The boxes were flattened, used, and ten or so bound together with twine. He found a new roll of newsprint paper two feet wide, a ball of twine and hauled it all over to the elevator. The door opened right away to his ring and the man grinned and said, “Lady’s been done gonna be movin, huh?”
Michael just said, “All the way to the top, please.” The guy just chuckled, like he knew something Michael didn’t.
He pulled all the stuff off into the alcove and waited for the elevator door to shut. The man sat there on his little stool grinning and looking at Michael, who put on his meanest face and pointed his finger at the door and moved it to the right, indicating he should shut the door and get lost. The grin faded and the door shut. Michael waited until the arrow started down, as he was told to do, then bent down at the bottom of the suite door and pressed a hidden button that popped the door open.

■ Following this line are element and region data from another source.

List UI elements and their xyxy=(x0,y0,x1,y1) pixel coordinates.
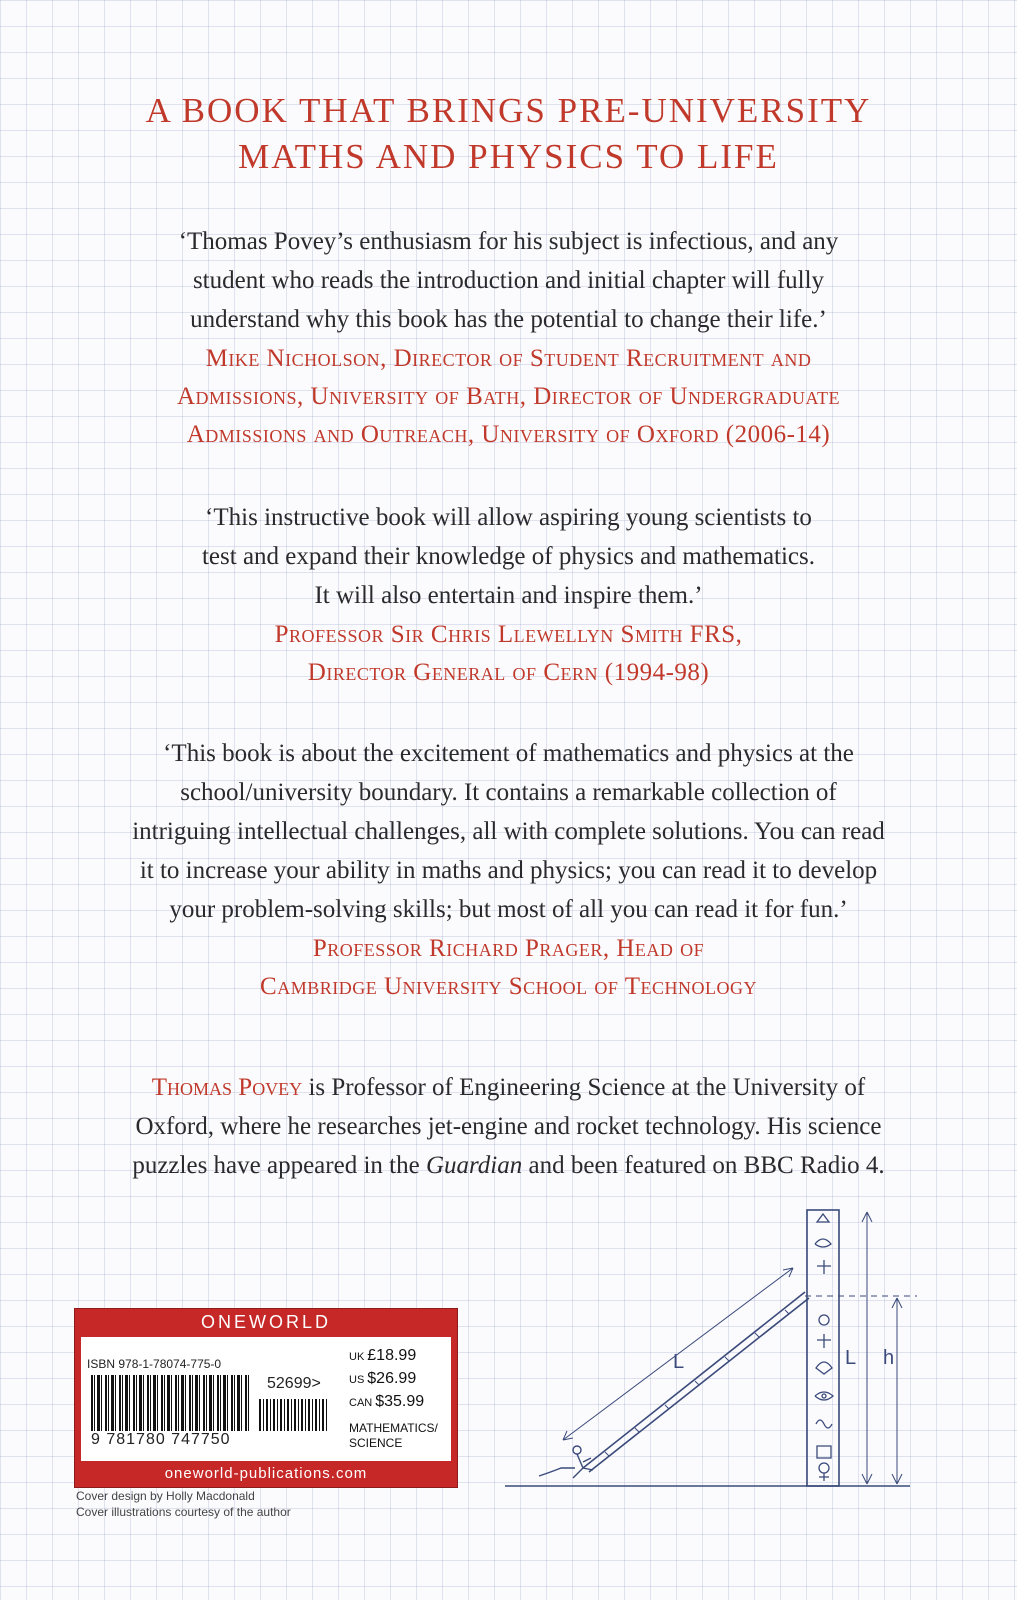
ladder-rungs xyxy=(605,1310,789,1456)
price-amount: £18.99 xyxy=(367,1347,417,1364)
attribution-line: Director General of Cern (1994-98) xyxy=(307,659,710,686)
publisher-name: ONEWORLD xyxy=(200,1312,331,1332)
quote-line: intriguing intellectual challenges, all with complete solutions. You can read xyxy=(132,818,885,845)
barcode-icon xyxy=(91,1375,251,1431)
attribution-line: Cambridge University School of Technology xyxy=(260,973,757,1000)
attribution-line: Professor Sir Chris Llewellyn Smith FRS, xyxy=(274,621,743,648)
subject-category xyxy=(349,1421,438,1451)
bio-line-2: Oxford, where he researches jet-engine and rocket technology. His science xyxy=(135,1113,882,1140)
price-row xyxy=(349,1391,424,1414)
publisher-barcode-box xyxy=(74,1308,458,1488)
quote-line: your problem-solving skills; but most of all you can read it for fun.’ xyxy=(169,896,848,923)
height-label: h xyxy=(883,1347,895,1369)
price-row xyxy=(349,1368,424,1391)
price-currency: UK xyxy=(349,1351,365,1363)
price-list xyxy=(349,1345,424,1414)
credit-line: Cover illustrations courtesy of the author xyxy=(76,1505,291,1519)
pillar-length-label: L xyxy=(845,1347,857,1369)
bio-line-3 xyxy=(60,1146,957,1185)
quote-line: understand why this book has the potential to change their life.’ xyxy=(190,306,827,333)
bio-text: and been featured on BBC Radio 4. xyxy=(522,1152,885,1179)
quote-1-attribution xyxy=(60,340,957,454)
subject-line: MATHEMATICS/ xyxy=(349,1421,438,1435)
price-amount: $35.99 xyxy=(375,1393,425,1410)
attribution-line: Admissions, University of Bath, Director of Undergraduate xyxy=(176,383,841,410)
quote-1 xyxy=(60,222,957,339)
attribution-line: Mike Nicholson, Director of Student Recruitment and xyxy=(205,345,812,372)
quote-line: it to increase your ability in maths and physics; you can read it to develop xyxy=(139,857,878,884)
bio-publication: Guardian xyxy=(425,1152,523,1179)
price-amount: $26.99 xyxy=(367,1370,417,1387)
price-currency: US xyxy=(349,1374,365,1386)
attribution-line: Professor Richard Prager, Head of xyxy=(312,935,705,962)
quote-2 xyxy=(60,498,957,615)
publisher-url: oneworld-publications.com xyxy=(164,1465,368,1482)
author-name: Thomas Povey xyxy=(151,1074,303,1101)
author-bio xyxy=(60,1068,957,1185)
headline-line-1: A BOOK THAT BRINGS PRE-UNIVERSITY xyxy=(145,91,872,130)
quote-line: It will also entertain and inspire them.’ xyxy=(314,582,703,609)
ladder-length-label: L xyxy=(673,1351,685,1373)
quote-line: student who reads the introduction and initial chapter will fully xyxy=(192,267,825,294)
headline xyxy=(0,88,1017,180)
ladder-illustration xyxy=(505,1200,925,1500)
ladder-rail xyxy=(583,1292,805,1468)
quote-2-attribution xyxy=(60,616,957,692)
addon-barcode-icon xyxy=(259,1399,329,1431)
quote-3 xyxy=(60,734,957,929)
pillar xyxy=(807,1210,839,1486)
subject-line: SCIENCE xyxy=(349,1436,403,1450)
person-figure-icon xyxy=(539,1446,593,1478)
ean-number: 9 781780 747750 xyxy=(91,1431,231,1448)
credit-line: Cover design by Holly Macdonald xyxy=(76,1489,255,1503)
bio-text: puzzles have appeared in the xyxy=(132,1152,426,1179)
cover-credits xyxy=(76,1488,291,1520)
quote-line: ‘This book is about the excitement of mathematics and physics at the xyxy=(163,740,854,767)
bio-line-1 xyxy=(60,1068,957,1107)
price-currency: CAN xyxy=(349,1397,373,1409)
quote-3-attribution xyxy=(60,930,957,1006)
quote-line: school/university boundary. It contains a remarkable collection of xyxy=(180,779,837,806)
barcode-panel xyxy=(81,1337,451,1461)
bio-text: is Professor of Engineering Science at the University of xyxy=(302,1074,866,1101)
quote-line: test and expand their knowledge of physics and mathematics. xyxy=(201,543,816,570)
attribution-line: Admissions and Outreach, University of Oxford (2006-14) xyxy=(186,421,831,448)
quote-line: ‘Thomas Povey’s enthusiasm for his subject is infectious, and any xyxy=(178,228,839,255)
barcode-addon-number: 52699> xyxy=(267,1375,321,1392)
price-row xyxy=(349,1345,424,1368)
headline-line-2: MATHS AND PHYSICS TO LIFE xyxy=(238,137,779,176)
isbn-text: ISBN 978-1-78074-775-0 xyxy=(87,1357,222,1371)
quote-line: ‘This instructive book will allow aspiring young scientists to xyxy=(205,504,812,531)
hieroglyphs-icon xyxy=(815,1214,833,1481)
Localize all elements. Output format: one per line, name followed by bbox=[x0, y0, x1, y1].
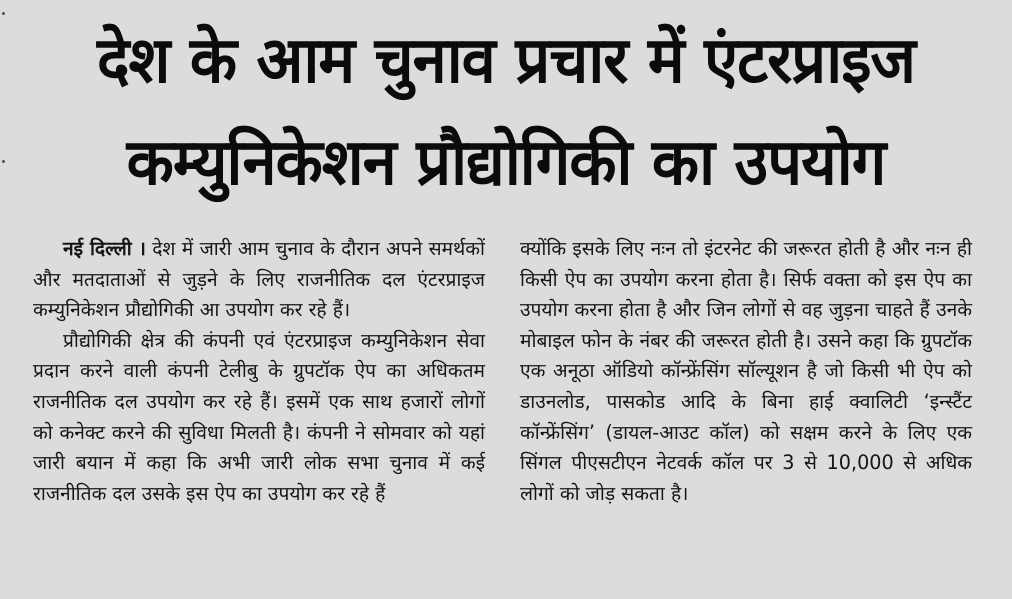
dateline: नई दिल्ली । bbox=[63, 237, 146, 260]
article-paragraph: प्रौद्योगिकी क्षेत्र की कंपनी एवं एंटरप्राइज कम्युनिकेशन सेवा प्रदान करने वाली कंपनी टेलीबु के ग्रुपटॉक ऐप का अधिकतम राजनीतिक दल उपयोग कर रहे हैं। इसमें एक साथ हजारों लोगों को कनेक्ट करने की सुविधा मिलती है। कंपनी ने सोमवार को यहां जारी बयान में कहा कि अभी जारी लोक सभा चुनाव में कई राजनीतिक दल उसके इस ऐप का उपयोग कर रहे हैं bbox=[33, 328, 485, 505]
headline-line-1: देश के आम चुनाव प्रचार में एंटरप्राइज bbox=[96, 24, 916, 98]
article-paragraph bbox=[33, 234, 485, 326]
paragraph-text: देश में जारी आम चुनाव के दौरान अपने समर्थकों और मतदाताओं से जुड़ने के लिए राजनीतिक दल एंटरप्राइज कम्युनिकेशन प्रौद्योगिकी आ उपयोग कर रहे हैं। bbox=[33, 237, 485, 322]
article-paragraph: क्योंकि इसके लिए नःन तो इंटरनेट की जरूरत होती है और नःन ही किसी ऐप का उपयोग करना होता है। सिर्फ वक्ता को इस ऐप का उपयोग करना होता है और जिन लोगों से वह जुड़ना चाहते हैं उनके मोबाइल फोन के नंबर की जरूरत होती है। उसने कहा कि ग्रुपटॉक एक अनूठा ऑडियो कॉन्फ्रेंसिंग सॉल्यूशन है जो किसी भी ऐप को डाउनलोड, पासकोड आदि के बिना हाई क्वालिटी ‘इन्स्टैंट कॉन्फ्रेंसिंग’ (डायल-आउट कॉल) को सक्षम करने के लिए एक सिंगल पीएसटीएन नेटवर्क कॉल पर 3 से 10,000 से अधिक लोगों को जोड़ सकता है। bbox=[520, 237, 972, 505]
article-column-right bbox=[520, 234, 972, 509]
article-column-left bbox=[33, 234, 485, 509]
page-edge-mark bbox=[2, 12, 5, 15]
headline-line-2: कम्युनिकेशन प्रौद्योगिकी का उपयोग bbox=[126, 126, 886, 200]
page-edge-mark bbox=[2, 160, 5, 163]
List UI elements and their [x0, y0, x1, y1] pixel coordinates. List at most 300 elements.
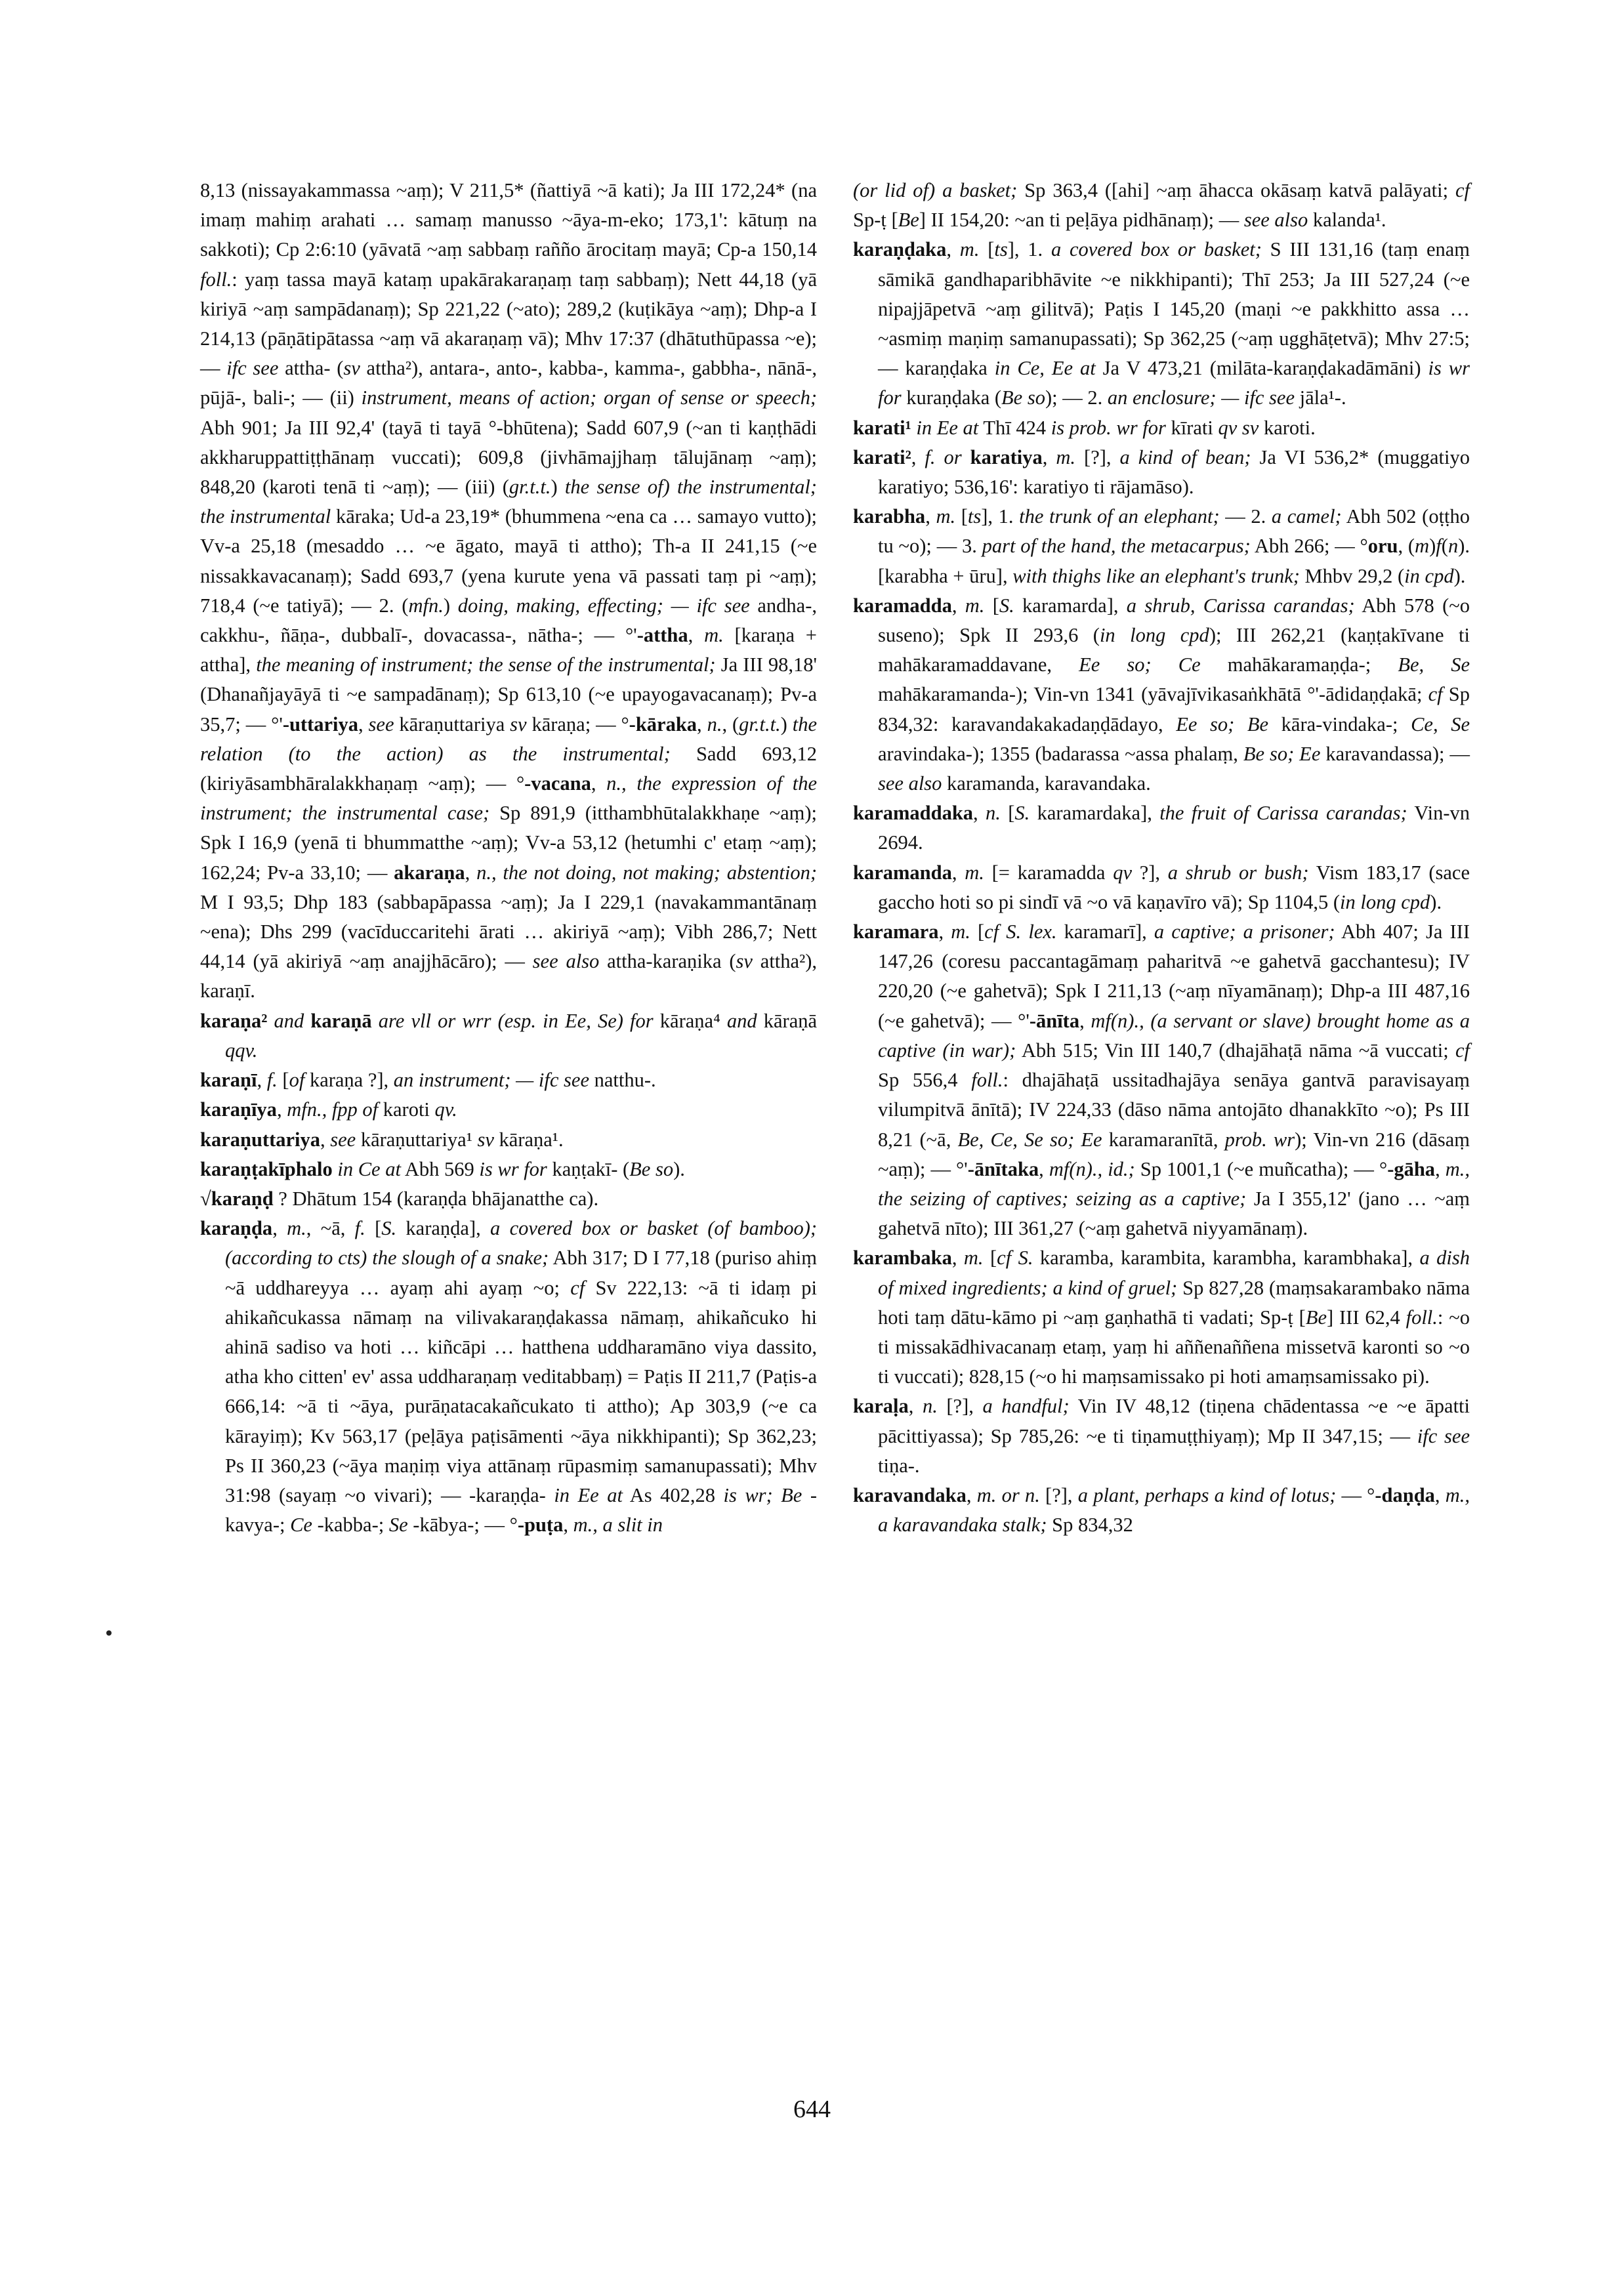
headword: karamara [853, 920, 939, 943]
italic-text: sv [736, 950, 753, 973]
text-run: , [465, 861, 477, 884]
text-run: Ja III 98,18' (Dhanañjayāyā ti ~e sampadānaṃ); Sp 613,10 (~e upayogavacanaṃ); Pv-a 35,7; — °' [200, 653, 817, 735]
text-run: ) [1429, 535, 1436, 558]
italic-text: a handful; [982, 1395, 1070, 1418]
italic-text: the relation (to the action) as the instrumental; [200, 713, 817, 765]
text-run: , [973, 802, 986, 825]
headword: -vacana [524, 772, 591, 795]
text-run: , [1079, 1009, 1091, 1032]
text-run: [ [277, 1069, 289, 1092]
italic-text: a shrub, Carissa carandas; [1126, 594, 1355, 617]
text-run: [ [365, 1217, 382, 1240]
text-run: karaṇa ?], [304, 1069, 394, 1092]
text-run: attha- ( [278, 357, 344, 380]
text-run: kīrati [1165, 416, 1218, 439]
text-run [996, 1484, 1001, 1506]
text-run: ], 1. [1007, 238, 1051, 261]
text-run: kāraka; Ud-a 23,19* (bhummena ~ena ca … samayo vutto); Vv-a 25,18 (mesaddo … ~e āgato, mayā ti attho); Th-a II 241,15 (~e nissakkavacanaṃ); Sadd 693,7 (yena kurute yena vā passati taṃ pi ~aṃ); 718,4 (~e tatiyā); — 2. ( [200, 505, 817, 617]
text-run: mahākaramaṇḍa-; [1200, 653, 1398, 676]
text-run [962, 446, 970, 468]
italic-text: Be [898, 209, 919, 232]
italic-text: m. [963, 1247, 984, 1270]
italic-text: see also [1243, 209, 1308, 232]
text-run: — 2. [1219, 505, 1272, 528]
text-run: : ~o ti missakādhivacanaṃ etaṃ, yaṃ hi aññenaññena missetvā karonti so ~o ti vuccati); 828,15 (~o hi maṃsamissako pi hoti amaṃsamissako pi). [878, 1306, 1470, 1388]
italic-text: in Ee at [916, 416, 979, 439]
headword: karaṇḍa [200, 1217, 273, 1240]
text-run: Vin IV 48,12 (tiṇena chādentassa ~e ~e āpatti pācittiyassa); Sp 785,26: ~e ti tiṇamuṭṭhiyaṃ); Mp II 347,15; — [878, 1395, 1470, 1447]
dictionary-entry [853, 413, 1470, 443]
text-run: Abh 578 (~o suseno); Spk II 293,6 ( [878, 594, 1470, 647]
text-run: [ [970, 920, 985, 943]
headword: -puṭa [517, 1514, 564, 1537]
italic-text: qqv. [225, 1039, 258, 1062]
text-run: ) [780, 713, 793, 735]
italic-text: in Ce, Ee at [994, 357, 1096, 380]
text-run: -kabba-; [312, 1514, 389, 1537]
italic-text: foll. [1405, 1306, 1438, 1329]
text-run: As 402,28 [622, 1483, 724, 1506]
text-run: Sp 1001,1 (~e muñcatha); — ° [1135, 1157, 1388, 1180]
italic-text: n. [986, 802, 1001, 825]
italic-text: mf(n)., (a servant or slave) brought home as a captive (in war); [878, 1009, 1470, 1062]
dictionary-entry [200, 1125, 817, 1155]
headword: karati² [853, 445, 911, 468]
italic-text: cf [1428, 683, 1443, 706]
text-run: ?], [1131, 861, 1168, 884]
headword: karatiya [970, 445, 1043, 468]
italic-text: see also [878, 772, 942, 795]
italic-text: see [330, 1128, 356, 1151]
right-column [853, 176, 1470, 1540]
italic-text: f [1436, 535, 1442, 558]
text-run: aravindaka-); 1355 (badarassa ~assa phalaṃ, [878, 742, 1243, 765]
italic-text: S. [999, 594, 1014, 617]
italic-text: the fruit of Carissa carandas; [1159, 802, 1407, 825]
text-run: ). [1453, 564, 1466, 587]
text-run: , [1042, 445, 1056, 468]
text-run: Sp 891,9 (itthambhūtalakkhaṇe ~aṃ); Spk I 16,9 (yenā ti bhummatthe ~aṃ); Vv-a 53,12 (hetumhi c' etaṃ ~aṃ); 162,24; Pv-a 33,10; — [200, 802, 817, 884]
italic-text: Be so; Ee [1243, 742, 1321, 765]
headword: -gāha [1387, 1157, 1436, 1180]
entry-continuation [853, 176, 1470, 235]
text-run: , [257, 1069, 267, 1092]
text-run: , [1434, 1483, 1446, 1506]
italic-text: ts [967, 505, 982, 528]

There were seven or eight rooms and Michael started in the unused bathrooms and other rooms, wrapping delicate glass and ceramic carefully, packing in a box and labeling with a carpenter’s pencil. Mrs. Farnsworth, as she finally told him, and he told her his real name, came in every couple of hours to see how he was doing and bring him lunch from downstairs. He could tell from the kitchen that she did not cook here and with no food anywhere, must eat in the dining room. She spent little time with him, but each time she talked and Michael asked questions, her story finally developed.
• • •
She had inherited the hotel/casino from her father. He had built it when he left Harold’s club, being a former manager and point holder. He wanted his own place away from the mob types that had an interest in the casino and were robbing it blind. He sold out and bought this lot while it w
as vacant and built it from the ground up.
He had died last year and the mob moved in on the grieving widow who lost her father and husband in a matter of months. They had been able to keep them out but she didn’t know all the angles. The mob had bought up the whole block of small hotels and casinos with the intent of tearing them all down and building a massive hotel/casino. She was the last holdout. Not that she wouldn’t sell, but the building was only five years old and worth a lot more than what they were offering her. Even only half of what just the land was worth. But they were squeezing her out anyway.
They hired all her good help away, and all the new people she hired seem to be on their payroll also. The dealers let the wise-guys win at the card tables and money disappears off the top daily. The guests are unhappy with the service and when you taste the food, well, it’s just awful. That was her story in a nutshell. So she was packing up and getting ready to move on with the few bucks they offered.